27/11/2009
la fiera
Eravamo a Casavatore quando Giovanni è morto, c’eravamo fermati due settimane perché le grandi fiere delle cipolle erano la migliore occasione di guadagno di tutto l’anno.
Erano andate bene le fiere e io portavo in petto due fogli da 10.000 lire piegati in quattro.
In realtà sul certificato c’è scritto che è morto ad Aversa, così ho detto io a tutti, perché era già successo a certi amici nostri che gli era morto il padre lontano e avevano dovuto pagare un sacco di soldi per il trasporto.
Giovanni neanche a farlo apposta è morto nel cassone, tra i cotoni fini e la flanella, e io, ho chiuso tutto, e zitta zitta ho guidato fino a casa. Ero così spaventata dal guidare senza patene, così attenta a ricordarmi come m’aveva insegnato Giovanni che quasi quasi fino a casa nemmeno me ne sono ricordata che lui era morto.
Quanto tempo c’è voluto non lo so.
Era buio quando ho fermato il camion e finalmente ho pianto.
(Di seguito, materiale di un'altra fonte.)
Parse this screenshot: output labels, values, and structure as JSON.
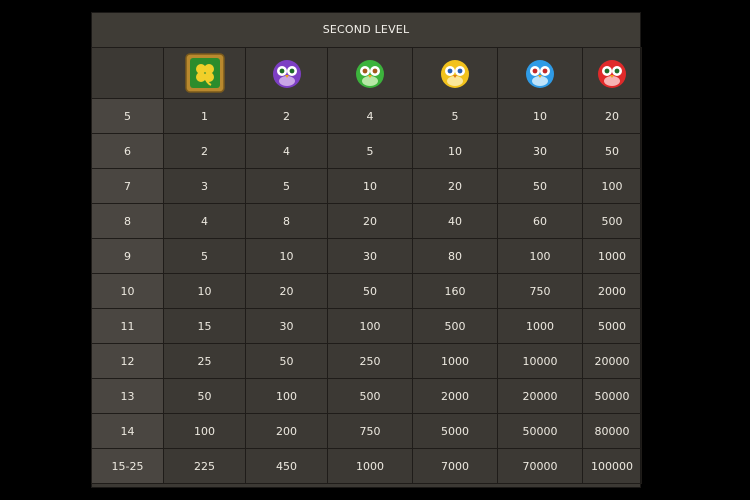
{
  "panel": {
    "title": "SECOND LEVEL"
  },
  "symbols": [
    {
      "icon": "clover-wild-icon",
      "frame": "#b9892e",
      "fill": "#2c8c2c",
      "accent": "#f2cf2a"
    },
    {
      "icon": "purple-bird-icon",
      "fill": "#7d3fc4"
    },
    {
      "icon": "green-bird-icon",
      "fill": "#3cb33c"
    },
    {
      "icon": "yellow-bird-icon",
      "fill": "#f2c21c"
    },
    {
      "icon": "blue-bird-icon",
      "fill": "#2f9be6"
    },
    {
      "icon": "red-bird-icon",
      "fill": "#e02a2a"
    }
  ],
  "rows": [
    {
      "count": "5",
      "values": [
        "1",
        "2",
        "4",
        "5",
        "10",
        "20"
      ]
    },
    {
      "count": "6",
      "values": [
        "2",
        "4",
        "5",
        "10",
        "30",
        "50"
      ]
    },
    {
      "count": "7",
      "values": [
        "3",
        "5",
        "10",
        "20",
        "50",
        "100"
      ]
    },
    {
      "count": "8",
      "values": [
        "4",
        "8",
        "20",
        "40",
        "60",
        "500"
      ]
    },
    {
      "count": "9",
      "values": [
        "5",
        "10",
        "30",
        "80",
        "100",
        "1000"
      ]
    },
    {
      "count": "10",
      "values": [
        "10",
        "20",
        "50",
        "160",
        "750",
        "2000"
      ]
    },
    {
      "count": "11",
      "values": [
        "15",
        "30",
        "100",
        "500",
        "1000",
        "5000"
      ]
    },
    {
      "count": "12",
      "values": [
        "25",
        "50",
        "250",
        "1000",
        "10000",
        "20000"
      ]
    },
    {
      "count": "13",
      "values": [
        "50",
        "100",
        "500",
        "2000",
        "20000",
        "50000"
      ]
    },
    {
      "count": "14",
      "values": [
        "100",
        "200",
        "750",
        "5000",
        "50000",
        "80000"
      ]
    },
    {
      "count": "15-25",
      "values": [
        "225",
        "450",
        "1000",
        "7000",
        "70000",
        "100000"
      ]
    }
  ]
}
Giovanni è morto in settembre e io ho portato il lutto per dieci anni e ho continuato il suo commercio guidando il camion senza patente per le fiere della zona.
Spesso c’è stato chi voleva mi rimaritassi, una vedova giovane, senza figli e con gli averi, gli spasimanti gli ha sempre, ma io Vi giuro che non mi sono fatta sfiorare mai neanche con un dito da quelli, io sul cuore ciò solo Giovanni.
Com’era?
Era un marito. Era buono quando c’erano i soldi e le cose andavano bene e un po’ meno quando pioveva e le fiere erano magre; andava alla cantina ogni giovedì e io sapevo bene quand’era il caso di dirgli una parola e quando invece dovevo star zitta.
Le altre?
Le altre non contavano niente, al mercato ci comprano le donne, un poco il galletto lo doveva fare, ma io ero la moglie e non mi è mai mancato nulla fino a che è vissuto e pure dopo, perché un uomo è un uomo se sa anche morire.
Mi mancava Giovanni però, mi mancava ogni giorno; soprattutto a Casavatore, all’epoca delle grandi fiere delle cipolle mi mancava.
Due settimane sola nel camion, con il ricordo di lui erano troppe.
Ogni volta era come tornare indietro, ogni anno lo stesso strazio.
Non so quando è cominciato ad accadere che tutto ad un tratto si ripeteva uguale.
Lui era li tra i cotoni fini e la flanella ed all’improvviso io spuntavo, un colpo e tutto era finito.
Solo maresciallo, che quando arrivavo a casa l’ultima sera, ed era buio pesto, steso nel cassone non c’era Giovanni ma un uomo diverso che non avevo mai visto, mai.
Che paura che ho avuto la prima volta, che faccio mi dicevo?
Che faccio?
Mica Vi potevo chiamare! Che avreste pensato Voi?
Che io con quello c’ero stata, che ero una poco di buono, una di quelle.
Così l’ho sceso dal cassone e piano piano, con gli attrezzi di Giovanni l’ho fatto a pezzi.
Avevo 7 chili di soda caustica, ho pensato perché no? È una soluzione.
Ne ho fatto sapone da barba e l’ho venduto per le fiere della zona.
Da allora in poi quando trovavo l’uomo steso nel cassone avevo sempre meno paura, perché sapevo che fare.
Che è male lo so, e una volta me lo sono anche confessato a Monte Vergine , ma secondo me quel prete non m’ha creduta.
No.
Gli ho raccontato di Giovanni, della prima volta.
Di quando l’ho trovato nel cassone con quell’altro uomo a far cose contro natura, gli ho detto che era il demonio quell’uomo lì, e che io volevo colpire lui, ma che a morire è stato Giovanni. Che dopo, quel demonio, io l’ho rincontrato ogni anno a Casavatore e che aveva facce diverse ma sempre la stessa barba. E allora ho capito.
Io col demonio ci dovevo fare il sapone; così non c’erano più gli uomini con la barba, e non c’era più neanche il demonio.